Portugal downgraded amid fears of snap election
16.03.11 @ 09:26
BRUSSELS - Portugal has seen its rating downgraded by Moody's, with the credit rating agency arguing that the country's debt and tepid growth made it a stronger credit risk.
On Tuesday (15 March) the firm pushed Lisbon down two notches, from A1 to A3, and suggested that further downgrades are in the offing.
The move, which will hike the costs of the country's borrowing, comes as the right-wing opposition officially announced it will not support the government's plans for further austerity.
The capital unveiled the measures, which target healthcare, pensions and welfare benefits, on Friday ahead of a summit of eurozone leaders in Brussels.
The move was intended by centre-left Prime Minister Jose Socrates to both soothe markets and convince its fellow eurozone premiers and presidents of his commitment to meeting deficit reduction targets.
Lisbon has said it will ratchet down its deficit to 4.6 percent of gross domestic product this year and to three percent in 2012, down from seven percent in 2010.
The government is in a minority in the house, with parties to its left refusing to support austerity, and requires the support of the opposition right wing to push through the cuts.
The Social Democrats, which are a conservative party despite their name, have backed three previous rounds of austerity.
However, the latest move produced a firestorm of opposition, provoking the country's largest anti-cuts demonstration since the beginning of the crisis.
Spooking the government, the demonstration, some 300,000-strong according to police and half a million according to campaigners, in an echo of marches and rallies on the other side of the Mediterranean, was organised rapidly on Facebook by a pair of students outside the traditional trade union and left-party channels.
Failure to push through the measures could result in the fall of the government and a snap general election.
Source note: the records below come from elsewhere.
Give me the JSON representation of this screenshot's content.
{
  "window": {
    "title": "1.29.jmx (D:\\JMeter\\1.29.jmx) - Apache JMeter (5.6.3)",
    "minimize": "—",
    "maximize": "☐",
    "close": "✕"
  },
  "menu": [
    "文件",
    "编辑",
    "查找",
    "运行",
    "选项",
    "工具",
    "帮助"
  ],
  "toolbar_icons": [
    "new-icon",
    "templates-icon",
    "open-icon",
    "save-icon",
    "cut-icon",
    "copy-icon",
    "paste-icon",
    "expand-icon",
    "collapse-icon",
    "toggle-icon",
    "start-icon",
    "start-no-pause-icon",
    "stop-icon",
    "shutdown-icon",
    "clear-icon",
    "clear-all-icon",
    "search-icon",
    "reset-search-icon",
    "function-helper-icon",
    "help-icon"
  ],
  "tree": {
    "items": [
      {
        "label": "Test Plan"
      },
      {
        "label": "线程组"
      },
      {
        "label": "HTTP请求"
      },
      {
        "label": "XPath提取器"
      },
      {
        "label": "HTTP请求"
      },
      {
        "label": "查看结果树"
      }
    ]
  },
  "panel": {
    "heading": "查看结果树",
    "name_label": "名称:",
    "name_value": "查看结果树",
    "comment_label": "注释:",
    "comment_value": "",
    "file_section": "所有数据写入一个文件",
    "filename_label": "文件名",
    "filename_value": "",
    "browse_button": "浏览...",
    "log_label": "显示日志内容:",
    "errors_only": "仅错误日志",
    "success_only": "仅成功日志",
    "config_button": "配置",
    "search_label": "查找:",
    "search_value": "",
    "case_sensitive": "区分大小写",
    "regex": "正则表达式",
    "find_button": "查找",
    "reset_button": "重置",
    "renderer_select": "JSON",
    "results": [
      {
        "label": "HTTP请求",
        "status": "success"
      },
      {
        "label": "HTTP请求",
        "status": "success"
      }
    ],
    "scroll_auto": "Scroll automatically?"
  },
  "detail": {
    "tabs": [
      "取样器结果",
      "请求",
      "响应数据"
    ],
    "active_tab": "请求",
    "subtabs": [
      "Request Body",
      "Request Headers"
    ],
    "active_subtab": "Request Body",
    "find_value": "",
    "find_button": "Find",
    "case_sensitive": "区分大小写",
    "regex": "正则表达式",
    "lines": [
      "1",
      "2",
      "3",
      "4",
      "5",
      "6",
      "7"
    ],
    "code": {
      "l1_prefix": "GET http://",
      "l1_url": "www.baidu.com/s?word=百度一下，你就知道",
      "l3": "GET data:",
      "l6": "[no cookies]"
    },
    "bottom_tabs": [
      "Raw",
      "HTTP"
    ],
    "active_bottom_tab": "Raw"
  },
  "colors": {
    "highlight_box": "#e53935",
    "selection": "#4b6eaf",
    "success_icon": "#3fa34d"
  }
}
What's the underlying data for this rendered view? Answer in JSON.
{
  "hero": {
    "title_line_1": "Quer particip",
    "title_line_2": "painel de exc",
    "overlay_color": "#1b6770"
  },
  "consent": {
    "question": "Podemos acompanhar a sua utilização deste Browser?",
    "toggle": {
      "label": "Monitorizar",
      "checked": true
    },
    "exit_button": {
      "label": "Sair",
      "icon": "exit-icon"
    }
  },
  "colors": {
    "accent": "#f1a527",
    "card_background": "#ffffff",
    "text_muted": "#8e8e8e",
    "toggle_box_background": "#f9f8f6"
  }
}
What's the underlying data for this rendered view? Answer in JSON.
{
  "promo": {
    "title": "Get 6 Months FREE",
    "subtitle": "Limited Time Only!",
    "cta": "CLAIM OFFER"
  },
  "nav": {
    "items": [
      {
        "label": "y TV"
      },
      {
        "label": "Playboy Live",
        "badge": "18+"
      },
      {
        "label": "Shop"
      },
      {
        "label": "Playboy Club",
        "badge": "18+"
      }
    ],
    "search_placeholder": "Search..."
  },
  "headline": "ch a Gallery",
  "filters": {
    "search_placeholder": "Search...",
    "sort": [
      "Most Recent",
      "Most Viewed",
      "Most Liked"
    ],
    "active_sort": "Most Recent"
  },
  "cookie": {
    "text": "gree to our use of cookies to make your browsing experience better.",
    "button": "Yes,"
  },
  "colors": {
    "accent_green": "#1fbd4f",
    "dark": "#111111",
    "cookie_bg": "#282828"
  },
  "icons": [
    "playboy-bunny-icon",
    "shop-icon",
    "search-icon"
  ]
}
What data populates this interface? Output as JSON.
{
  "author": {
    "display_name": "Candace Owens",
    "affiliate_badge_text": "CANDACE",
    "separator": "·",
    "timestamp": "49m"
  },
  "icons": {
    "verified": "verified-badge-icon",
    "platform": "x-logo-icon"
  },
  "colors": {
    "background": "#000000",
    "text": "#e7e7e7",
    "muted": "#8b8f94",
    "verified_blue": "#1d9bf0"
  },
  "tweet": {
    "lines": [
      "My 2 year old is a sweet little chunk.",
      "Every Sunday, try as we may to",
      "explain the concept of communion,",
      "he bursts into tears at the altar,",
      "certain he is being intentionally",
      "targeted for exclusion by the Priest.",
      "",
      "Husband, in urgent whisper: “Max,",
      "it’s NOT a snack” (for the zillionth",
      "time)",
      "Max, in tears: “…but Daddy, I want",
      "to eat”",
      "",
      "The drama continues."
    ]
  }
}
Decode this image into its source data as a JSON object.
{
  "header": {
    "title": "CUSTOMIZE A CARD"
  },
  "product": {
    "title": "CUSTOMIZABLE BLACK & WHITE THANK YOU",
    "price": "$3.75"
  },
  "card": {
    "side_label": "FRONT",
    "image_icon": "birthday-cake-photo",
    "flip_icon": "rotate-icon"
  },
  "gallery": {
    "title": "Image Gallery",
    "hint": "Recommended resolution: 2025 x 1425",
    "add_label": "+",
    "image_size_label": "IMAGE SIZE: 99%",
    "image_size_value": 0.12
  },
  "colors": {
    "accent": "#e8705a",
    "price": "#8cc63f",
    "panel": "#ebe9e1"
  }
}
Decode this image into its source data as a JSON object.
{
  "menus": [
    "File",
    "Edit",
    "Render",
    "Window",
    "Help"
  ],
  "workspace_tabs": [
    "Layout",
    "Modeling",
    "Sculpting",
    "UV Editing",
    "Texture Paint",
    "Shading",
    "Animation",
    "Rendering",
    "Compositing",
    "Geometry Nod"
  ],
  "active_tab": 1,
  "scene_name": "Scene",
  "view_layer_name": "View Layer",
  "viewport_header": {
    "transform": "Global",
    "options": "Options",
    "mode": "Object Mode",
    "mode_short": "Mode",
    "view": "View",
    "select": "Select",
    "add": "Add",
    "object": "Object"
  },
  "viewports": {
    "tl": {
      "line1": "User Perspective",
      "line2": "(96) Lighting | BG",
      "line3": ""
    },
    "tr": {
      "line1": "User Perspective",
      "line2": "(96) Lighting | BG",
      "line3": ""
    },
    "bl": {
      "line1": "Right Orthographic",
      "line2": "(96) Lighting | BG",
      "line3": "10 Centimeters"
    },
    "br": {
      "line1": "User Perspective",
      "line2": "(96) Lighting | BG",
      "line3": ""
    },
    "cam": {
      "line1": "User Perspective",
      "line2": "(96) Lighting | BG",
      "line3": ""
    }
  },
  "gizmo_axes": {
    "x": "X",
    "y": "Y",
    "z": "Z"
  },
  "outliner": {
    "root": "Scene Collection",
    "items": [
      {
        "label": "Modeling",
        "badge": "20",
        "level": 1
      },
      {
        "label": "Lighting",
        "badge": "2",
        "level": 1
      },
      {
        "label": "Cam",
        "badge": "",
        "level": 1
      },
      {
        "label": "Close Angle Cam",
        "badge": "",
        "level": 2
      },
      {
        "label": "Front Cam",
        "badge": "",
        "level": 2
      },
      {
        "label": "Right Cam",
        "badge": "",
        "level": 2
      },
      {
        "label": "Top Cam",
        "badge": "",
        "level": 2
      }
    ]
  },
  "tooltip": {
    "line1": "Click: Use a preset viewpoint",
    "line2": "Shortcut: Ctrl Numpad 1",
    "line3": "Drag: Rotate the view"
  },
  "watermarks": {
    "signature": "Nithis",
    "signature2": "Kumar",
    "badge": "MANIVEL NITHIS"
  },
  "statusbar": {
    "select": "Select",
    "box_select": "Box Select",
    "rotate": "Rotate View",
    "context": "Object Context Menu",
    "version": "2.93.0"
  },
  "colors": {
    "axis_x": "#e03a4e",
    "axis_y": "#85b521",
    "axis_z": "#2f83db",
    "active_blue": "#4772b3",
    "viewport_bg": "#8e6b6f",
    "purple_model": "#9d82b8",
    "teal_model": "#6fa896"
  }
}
The Social Democrats have a comfortable lead over their rivals.
Socrates warned on Tuesday that the stalemate could provoke a crisis leading to the country heading to Brussels for a bail-out.
"I am doing what it takes to avoid a political crisis," he told Portuguese television. "I'm sure such a crisis would put into question the confidence of the international markets and would cause us to have to request foreign intervention."